5.2.1. Entities and values
To understand the behaviour of various Java language-level objects with respect to the persistence service, we need to classify them into two groups:
An
entity
exists independently of any other objects holding references to the entity. Contrast this with the usual Java model where an unreferenced object is garbage collected. Entities must be explicitly saved and deleted (except that saves and deletions may be
cascaded
from a parent entity to its children). This is different from the ODMG model of object persistence by reachablity - and corresponds more closely to how application objects are usually used in large systems. Entities support circular and shared references. They may also be versioned.

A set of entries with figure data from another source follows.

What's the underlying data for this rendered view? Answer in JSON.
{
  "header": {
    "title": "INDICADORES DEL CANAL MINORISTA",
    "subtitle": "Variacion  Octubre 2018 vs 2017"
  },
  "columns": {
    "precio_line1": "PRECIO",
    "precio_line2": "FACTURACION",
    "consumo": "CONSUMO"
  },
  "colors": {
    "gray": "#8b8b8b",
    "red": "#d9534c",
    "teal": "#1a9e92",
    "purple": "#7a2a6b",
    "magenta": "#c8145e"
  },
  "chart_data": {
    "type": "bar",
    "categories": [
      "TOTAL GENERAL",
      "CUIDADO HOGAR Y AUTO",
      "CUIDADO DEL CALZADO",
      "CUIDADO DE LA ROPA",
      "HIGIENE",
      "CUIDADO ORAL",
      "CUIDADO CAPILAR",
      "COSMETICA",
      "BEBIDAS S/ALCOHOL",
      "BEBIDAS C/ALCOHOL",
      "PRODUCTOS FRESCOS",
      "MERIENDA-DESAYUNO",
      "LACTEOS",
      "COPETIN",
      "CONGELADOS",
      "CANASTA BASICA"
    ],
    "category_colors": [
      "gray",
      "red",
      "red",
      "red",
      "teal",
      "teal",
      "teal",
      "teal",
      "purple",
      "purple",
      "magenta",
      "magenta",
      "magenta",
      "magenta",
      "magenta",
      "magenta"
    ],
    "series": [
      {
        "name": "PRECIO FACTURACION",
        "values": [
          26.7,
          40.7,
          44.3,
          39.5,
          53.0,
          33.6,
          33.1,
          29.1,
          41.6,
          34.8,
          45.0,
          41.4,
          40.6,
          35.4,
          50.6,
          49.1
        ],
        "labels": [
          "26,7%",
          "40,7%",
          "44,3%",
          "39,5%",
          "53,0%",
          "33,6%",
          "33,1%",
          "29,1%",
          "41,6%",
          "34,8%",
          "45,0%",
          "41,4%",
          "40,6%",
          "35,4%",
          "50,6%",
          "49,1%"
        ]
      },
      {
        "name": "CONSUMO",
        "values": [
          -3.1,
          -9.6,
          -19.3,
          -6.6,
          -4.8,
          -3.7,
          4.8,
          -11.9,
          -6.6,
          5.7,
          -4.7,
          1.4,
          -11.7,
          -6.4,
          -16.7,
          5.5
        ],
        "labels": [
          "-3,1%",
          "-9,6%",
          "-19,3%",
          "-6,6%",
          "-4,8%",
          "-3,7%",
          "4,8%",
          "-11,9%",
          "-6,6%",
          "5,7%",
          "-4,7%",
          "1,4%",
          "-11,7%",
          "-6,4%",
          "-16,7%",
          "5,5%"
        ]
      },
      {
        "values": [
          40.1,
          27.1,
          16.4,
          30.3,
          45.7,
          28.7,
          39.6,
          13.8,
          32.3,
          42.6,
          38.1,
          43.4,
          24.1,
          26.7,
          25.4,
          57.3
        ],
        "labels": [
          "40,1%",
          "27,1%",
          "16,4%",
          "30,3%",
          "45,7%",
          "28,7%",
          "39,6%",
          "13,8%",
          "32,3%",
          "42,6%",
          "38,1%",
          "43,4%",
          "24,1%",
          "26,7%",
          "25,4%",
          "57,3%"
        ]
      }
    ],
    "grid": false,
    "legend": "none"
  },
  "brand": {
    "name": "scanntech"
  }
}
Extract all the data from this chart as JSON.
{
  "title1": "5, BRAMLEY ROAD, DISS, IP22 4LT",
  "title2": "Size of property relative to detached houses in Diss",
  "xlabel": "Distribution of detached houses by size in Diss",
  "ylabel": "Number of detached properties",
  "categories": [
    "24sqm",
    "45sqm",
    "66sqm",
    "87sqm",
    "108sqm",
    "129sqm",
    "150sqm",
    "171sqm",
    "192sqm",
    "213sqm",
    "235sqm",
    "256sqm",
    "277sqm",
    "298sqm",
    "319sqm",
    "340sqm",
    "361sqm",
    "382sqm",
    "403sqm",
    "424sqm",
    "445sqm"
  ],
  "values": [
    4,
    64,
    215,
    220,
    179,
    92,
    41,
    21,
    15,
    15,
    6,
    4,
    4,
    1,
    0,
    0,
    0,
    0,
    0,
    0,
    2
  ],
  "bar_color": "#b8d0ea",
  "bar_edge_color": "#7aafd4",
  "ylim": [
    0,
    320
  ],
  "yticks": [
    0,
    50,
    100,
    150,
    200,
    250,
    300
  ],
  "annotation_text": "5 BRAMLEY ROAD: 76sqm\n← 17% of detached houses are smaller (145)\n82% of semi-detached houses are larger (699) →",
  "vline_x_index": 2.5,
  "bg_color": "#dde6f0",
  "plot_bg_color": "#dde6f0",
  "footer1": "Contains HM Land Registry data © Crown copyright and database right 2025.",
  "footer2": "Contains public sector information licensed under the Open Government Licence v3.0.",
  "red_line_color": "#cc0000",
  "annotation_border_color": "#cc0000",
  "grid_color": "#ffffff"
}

An entity's persistent state consists of references to other entities and instances of
value
types. Values are primitives, collections (not what's inside a collection), components and certain immutable objects. Unlike entities, values (in particular collections and components)
are
persisted and deleted by reachability. Since value objects (and primitives) are persisted and deleted along with their containing entity they may not be independently versioned. Values have no independent identity, so they cannot be shared by two entities or collections.
Up until now, we've been using the term "persistent class" to refer to entities. We will continue to do that. Strictly speaking, however, not all user-defined classes with persistent state are entities. A
component
is a user defined class with value semantics. A Java property of type java.lang.String
also has value semantics. Given this definition, we can say that all types (classes) provided by the JDK have value type semantics in Java, while user-defined types may be mapped with entity or value type semantics. This decision is up to the application developer. A good hint for an entity class in a domain model are shared references to a single instance of that class, while composition or aggregation usually translates to a value type.

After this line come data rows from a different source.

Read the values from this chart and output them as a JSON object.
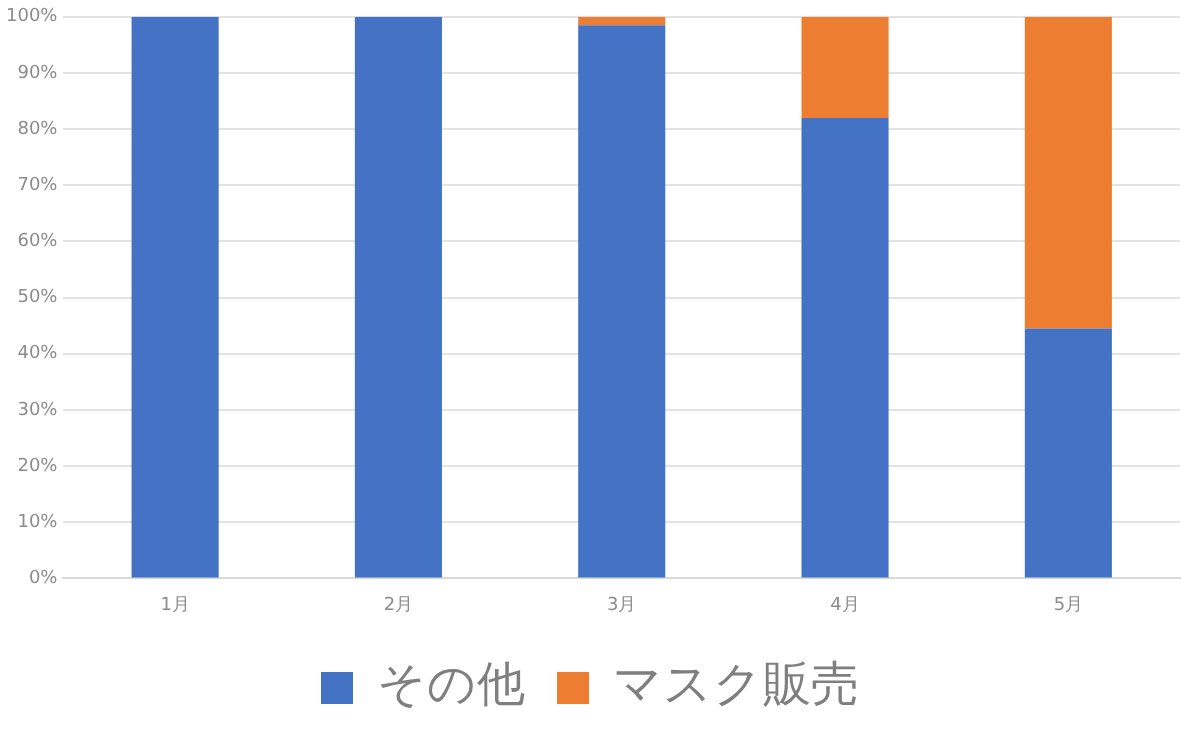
{
  "chart_data": {
    "type": "bar",
    "stacked": true,
    "categories": [
      "1月",
      "2月",
      "3月",
      "4月",
      "5月"
    ],
    "series": [
      {
        "name": "その他",
        "color": "#4472c4",
        "values": [
          100,
          100,
          98.5,
          82,
          44.5
        ]
      },
      {
        "name": "マスク販売",
        "color": "#ed7d31",
        "values": [
          0,
          0,
          1.5,
          18,
          55.5
        ]
      }
    ],
    "ylim": [
      0,
      100
    ],
    "yticks": [
      {
        "value": 0,
        "label": "0%"
      },
      {
        "value": 10,
        "label": "10%"
      },
      {
        "value": 20,
        "label": "20%"
      },
      {
        "value": 30,
        "label": "30%"
      },
      {
        "value": 40,
        "label": "40%"
      },
      {
        "value": 50,
        "label": "50%"
      },
      {
        "value": 60,
        "label": "60%"
      },
      {
        "value": 70,
        "label": "70%"
      },
      {
        "value": 80,
        "label": "80%"
      },
      {
        "value": 90,
        "label": "90%"
      },
      {
        "value": 100,
        "label": "100%"
      }
    ],
    "grid": "y",
    "legend": "bottom"
  }
}
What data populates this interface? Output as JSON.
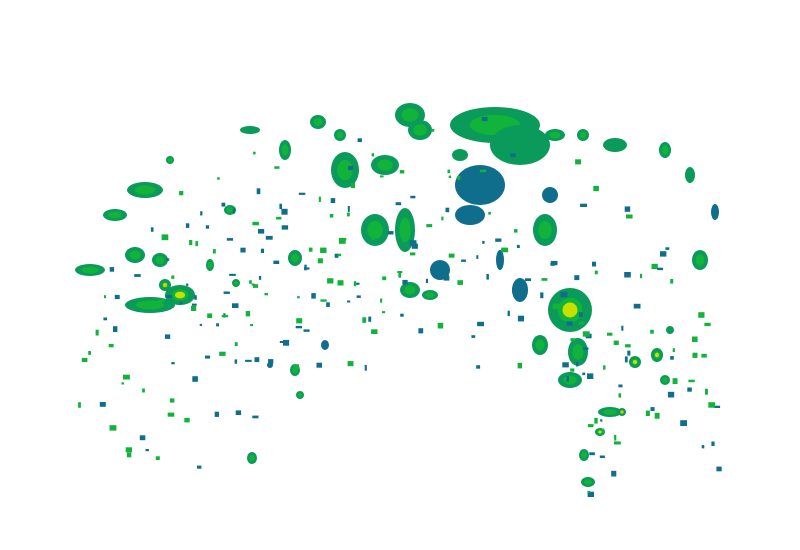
{
  "map": {
    "layer": "radar-reflectivity",
    "background": "#ffffff",
    "palette": {
      "light": "#0f6e8c",
      "moderate_low": "#0a9a5a",
      "moderate": "#11b33a",
      "moderate_high": "#55cc22",
      "heavy": "#c8e000",
      "very_heavy": "#f0c000",
      "intense": "#e05020"
    }
  }
}
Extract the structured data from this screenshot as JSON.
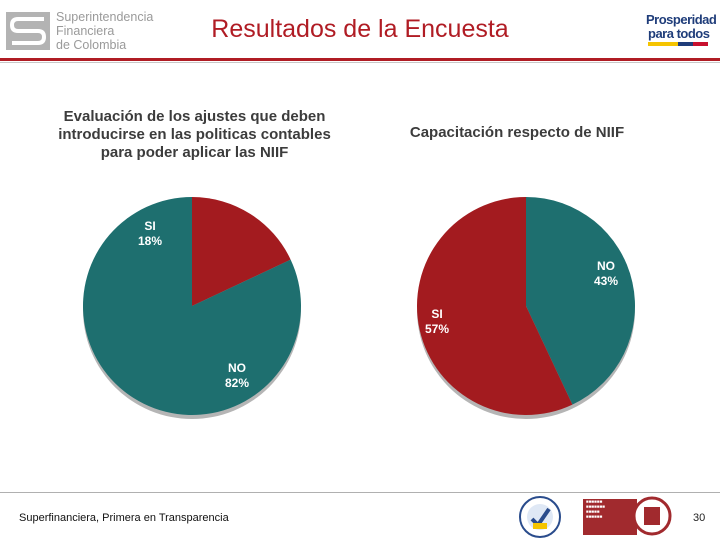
{
  "header": {
    "logo_line1": "Superintendencia",
    "logo_line2": "Financiera",
    "logo_line3": "de Colombia",
    "title": "Resultados de la Encuesta",
    "logo_right_line1": "Prosperidad",
    "logo_right_line2": "para todos"
  },
  "colors": {
    "teal": "#1e6f6f",
    "red": "#a31b1f",
    "title_red": "#b01c24"
  },
  "chart_data": [
    {
      "type": "pie",
      "title_lines": [
        "Evaluación de los ajustes que deben",
        "introducirse en las politicas contables",
        "para poder aplicar las NIIF"
      ],
      "slices": [
        {
          "label": "SI",
          "value": 18,
          "text": "18%",
          "color": "#a31b1f"
        },
        {
          "label": "NO",
          "value": 82,
          "text": "82%",
          "color": "#1e6f6f"
        }
      ]
    },
    {
      "type": "pie",
      "title_lines": [
        "Capacitación respecto de NIIF"
      ],
      "slices": [
        {
          "label": "NO",
          "value": 43,
          "text": "43%",
          "color": "#1e6f6f"
        },
        {
          "label": "SI",
          "value": 57,
          "text": "57%",
          "color": "#a31b1f"
        }
      ]
    }
  ],
  "footer": {
    "tagline": "Superfinanciera, Primera en Transparencia",
    "page_number": "30"
  }
}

We'll revisit both concepts throughout the documentation.
The challenge is to map the Java type system (and the developers' definition of entities and value types) to the SQL/database type system. The bridge between both systems is provided by Hibernate: for entities we use <class>
, <subclass>
and so on. For value types we use <property>
, <component>
, etc, usually with a type
attribute. The value of this attribute is the name of a Hibernate
mapping type
. Hibernate provides many mappings (for standard JDK value types) out of the box. You can write your own mapping types and implement your custom conversion strategies as well, as you'll see later.
All built-in Hibernate types except collections support null semantics.